Two of Australia's biggest super funds posted roughly 10 per cent annual returns for the year to June 2026, with most of the credit going to US tech and the AI rally underneath it. In the same week, their investment chiefs used almost identical corporate-speak to mark the boundary between today's market and one that would qualify as a bubble. Both phrases name a tipping point without committing to one.
AustralianSuper chief investment officer Shaun Manuell, who runs the strategy at Australia's largest fund with more than $410 billion under management, told the Sydney Morning Herald that markets were not in bubble territory but warned the 'next tip-over is into irrational exuberance.' Manuell described current conditions as 'rational exuberance' and pointed to the SpaceX float and the broad dominance of the AI theme as warning signs worth monitoring.
MLC, the nation's second-largest fund with about $185 billion in assets, told members through chief investment officer Dan Farmer that it did not see an AI-driven bubble either, but that 'discretion is required' given how concentrated AI exposure has become in global indices. Investment Magazine reported on the MLC result, noting that the gains came despite legal drag elsewhere in the portfolio.
Read together, the two CIOs delivered the same disclosure in two different idioms. Manuell's 'rational exuberance' frames the present as still-justified optimism, while marking the line that would make it unjustified. Farmer's 'discretion is required' tells the in-house team to be selective. Both phrases are doing the same job: putting internal concern on the record at a level members can hear it, but not so loud that the funds themselves have to act on it.
The mechanism both chiefs named is identical. AI now dominates index performance. If AI earnings fail to meet what markets have priced in, equity benchmarks fall, and Australian super funds fall with them. Both acknowledged that an unwinding of the AI theme would hurt equity markets because of its dominant weighting. The trigger both are watching is the SpaceX listing and any further broadening of AI-themed capital raisings. As ABC News reported, SpaceX shares already sit inside Australian super portfolios, which means the float is a private-market data point inside a public-market concentration story.
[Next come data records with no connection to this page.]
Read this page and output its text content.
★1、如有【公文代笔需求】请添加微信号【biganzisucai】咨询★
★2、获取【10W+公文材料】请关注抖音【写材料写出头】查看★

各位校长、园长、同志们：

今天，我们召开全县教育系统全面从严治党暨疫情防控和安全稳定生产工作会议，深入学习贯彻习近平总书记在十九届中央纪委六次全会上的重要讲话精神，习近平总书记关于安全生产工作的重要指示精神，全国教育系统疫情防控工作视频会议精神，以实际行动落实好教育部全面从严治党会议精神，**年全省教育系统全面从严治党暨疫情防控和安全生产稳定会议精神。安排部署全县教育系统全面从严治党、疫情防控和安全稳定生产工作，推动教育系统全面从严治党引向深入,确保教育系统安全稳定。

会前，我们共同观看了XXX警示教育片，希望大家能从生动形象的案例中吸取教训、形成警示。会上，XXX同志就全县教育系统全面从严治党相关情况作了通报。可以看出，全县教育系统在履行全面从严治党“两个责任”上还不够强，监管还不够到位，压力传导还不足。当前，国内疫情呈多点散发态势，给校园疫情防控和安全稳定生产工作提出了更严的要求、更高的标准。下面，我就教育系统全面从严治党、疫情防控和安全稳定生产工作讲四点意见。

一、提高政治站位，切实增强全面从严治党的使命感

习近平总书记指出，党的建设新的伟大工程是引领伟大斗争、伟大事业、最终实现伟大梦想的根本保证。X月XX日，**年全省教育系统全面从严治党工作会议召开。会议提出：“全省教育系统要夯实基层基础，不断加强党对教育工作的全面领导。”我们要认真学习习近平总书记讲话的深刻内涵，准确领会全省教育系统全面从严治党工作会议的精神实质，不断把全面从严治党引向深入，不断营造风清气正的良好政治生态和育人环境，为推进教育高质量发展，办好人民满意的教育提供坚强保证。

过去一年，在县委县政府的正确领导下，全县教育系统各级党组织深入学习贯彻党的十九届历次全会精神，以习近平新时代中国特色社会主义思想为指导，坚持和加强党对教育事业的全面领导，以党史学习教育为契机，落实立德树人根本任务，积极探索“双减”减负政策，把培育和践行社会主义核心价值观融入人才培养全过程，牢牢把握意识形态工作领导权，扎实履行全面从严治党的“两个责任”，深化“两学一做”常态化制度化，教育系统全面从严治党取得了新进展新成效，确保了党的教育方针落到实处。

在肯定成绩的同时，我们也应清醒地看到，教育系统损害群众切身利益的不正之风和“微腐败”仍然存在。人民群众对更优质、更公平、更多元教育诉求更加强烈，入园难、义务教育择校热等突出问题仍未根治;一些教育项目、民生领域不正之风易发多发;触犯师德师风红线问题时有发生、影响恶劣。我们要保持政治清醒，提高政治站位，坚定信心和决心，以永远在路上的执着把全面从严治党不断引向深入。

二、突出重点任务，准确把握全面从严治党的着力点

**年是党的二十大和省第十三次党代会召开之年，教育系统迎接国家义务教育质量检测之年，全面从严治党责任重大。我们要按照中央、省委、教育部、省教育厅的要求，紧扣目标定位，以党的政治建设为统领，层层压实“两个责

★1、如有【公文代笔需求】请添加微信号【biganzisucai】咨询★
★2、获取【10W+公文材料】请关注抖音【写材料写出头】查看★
For members, the practical question is not whether AI is a bubble. The funds have answered that for now: not yet. The question is what happens if AI earnings disappoint after the funds have built portfolios around the assumption they will not. The gap between market-priced expectations and delivered earnings is where the next loss comes from, and it is the gap both CIOs are flagging in their word choices.
Members closest to retirement have the least time to recover from that gap. AustralianSuper's appointment of a new chief investment officer and MLC's continued public commentary suggest both funds expect to be talking about this risk for at least another earnings cycle. Until either fund changes its tone, the next earnings print is the watch item.